Neven Mrgan's Pie Guy, impressive web game for the iPhone (installed from a webpage, swipe controls, and works offline).
There’s no easier way to get an app than by installing it right from its website - that’s right, easier than the App Store. One tap and you’re set. Because it’s a web app, see. Not one of those where you need to be online either - once you add Pie Guy to your home screen, it’ll run even when you’re not connected to the Internet. And of course, your game will be saved to a local database.
It wasn't the first self-contained web application that worked offline using HTML5, but it made it obvious that this was a powerful way to deliver applications.
You don't have to pay $99 to develop applications, you don't have to wait for App Store approval, updates are immediate, applications work cross-platform and offline, and you have access to most of the features that native applications do (geolocation, database storage, file access, multi-touch, accelerometer, etc).
Platforms
Browsers based on either WebKit (Google Chrome, Safari, Fluid, Mobile Safari, Android), Gecko (Firefox, Fennec) or Presto (Opera) will all have support for the application-related features of HTML5.
Most of these browsers also provide a way to install a web application locally:
System | Installing a web application |
---|---|
Mobile Safari (iPhone) | "Add to Home Screen" |
Google Chrome | "Create Application Shortcut" |
Firefox + Prism | "Convert Website to Application" |
Fluid (OS X) | "Create a Site Specific Browser" |
Notes: Chrome doesn't yet create Application Shortcuts on OS X; Prism looks for <link rel="webapp"> as a pointer to a ready-bundled webapp, but doesn't yet allow these to be installed
Standards
Applications work offline by specifying which files should be cached, using a manifest file.
The installed application's icon is specified using HTML5's <link rel="icon" sizes="..."> (Chrome) or <link rel="apple-touch-icon"> (iPhone)
The installed application's name and home URL are specified using HTML5's <meta name="application-name"> and <meta name="application-url"> (Chromium). Google Reader uses these, and the icon specification above.
Applications store data in a relational database using HTML5's SQL API and SQLite.

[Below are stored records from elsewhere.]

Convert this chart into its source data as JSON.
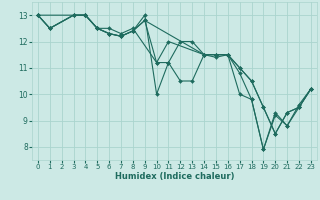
{
  "title": "",
  "xlabel": "Humidex (Indice chaleur)",
  "ylabel": "",
  "bg_color": "#cce9e5",
  "grid_color": "#aad4ce",
  "line_color": "#1e6b5e",
  "xlim": [
    -0.5,
    23.5
  ],
  "ylim": [
    7.5,
    13.5
  ],
  "xticks": [
    0,
    1,
    2,
    3,
    4,
    5,
    6,
    7,
    8,
    9,
    10,
    11,
    12,
    13,
    14,
    15,
    16,
    17,
    18,
    19,
    20,
    21,
    22,
    23
  ],
  "yticks": [
    8,
    9,
    10,
    11,
    12,
    13
  ],
  "lines": [
    {
      "x": [
        0,
        1,
        3,
        4,
        5,
        6,
        7,
        8,
        9,
        10,
        11,
        12,
        13,
        14,
        15,
        16,
        17,
        18,
        19,
        20,
        21,
        22,
        23
      ],
      "y": [
        13,
        12.5,
        13,
        13,
        12.5,
        12.3,
        12.2,
        12.4,
        13.0,
        10.0,
        11.2,
        10.5,
        10.5,
        11.5,
        11.4,
        11.5,
        10.8,
        9.8,
        7.9,
        9.3,
        8.8,
        9.6,
        10.2
      ]
    },
    {
      "x": [
        0,
        4,
        5,
        6,
        7,
        8,
        10,
        11,
        14,
        15,
        16,
        17,
        18,
        19,
        20,
        21,
        22,
        23
      ],
      "y": [
        13,
        13.0,
        12.5,
        12.5,
        12.3,
        12.5,
        11.2,
        12.0,
        11.5,
        11.5,
        11.5,
        11.0,
        10.5,
        9.5,
        8.5,
        9.3,
        9.5,
        10.2
      ]
    },
    {
      "x": [
        0,
        1,
        3,
        4,
        5,
        6,
        7,
        8,
        9,
        10,
        11,
        12,
        13,
        14,
        15,
        16,
        17,
        18,
        19,
        20,
        21,
        22,
        23
      ],
      "y": [
        13,
        12.5,
        13,
        13,
        12.5,
        12.3,
        12.2,
        12.4,
        12.8,
        11.2,
        11.2,
        12.0,
        12.0,
        11.5,
        11.5,
        11.5,
        10.0,
        9.8,
        7.9,
        9.2,
        8.8,
        9.5,
        10.2
      ]
    },
    {
      "x": [
        0,
        1,
        3,
        4,
        5,
        6,
        7,
        8,
        9,
        14,
        15,
        16,
        17,
        18,
        19,
        20,
        21,
        22,
        23
      ],
      "y": [
        13,
        12.5,
        13,
        13,
        12.5,
        12.3,
        12.2,
        12.4,
        12.8,
        11.5,
        11.5,
        11.5,
        11.0,
        10.5,
        9.5,
        8.5,
        9.3,
        9.5,
        10.2
      ]
    }
  ]
}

Applications can draw to the screen using plain HTML + CSS, with SVG, or with HTML5's Canvas (and soon in 3D using WebGL or O3D).
Related platforms
- Widgets are very similar to web applications, especially once they get access to HTML5 APIs, and there's a W3C Widgets specification. Apple's Dashboard, iGoogle and Opera all run widgets, some as standalone applications. "Dashboard Widgets" and "Mobile Safari Web Applications" overlap significantly in Apple's Dashcode documentation.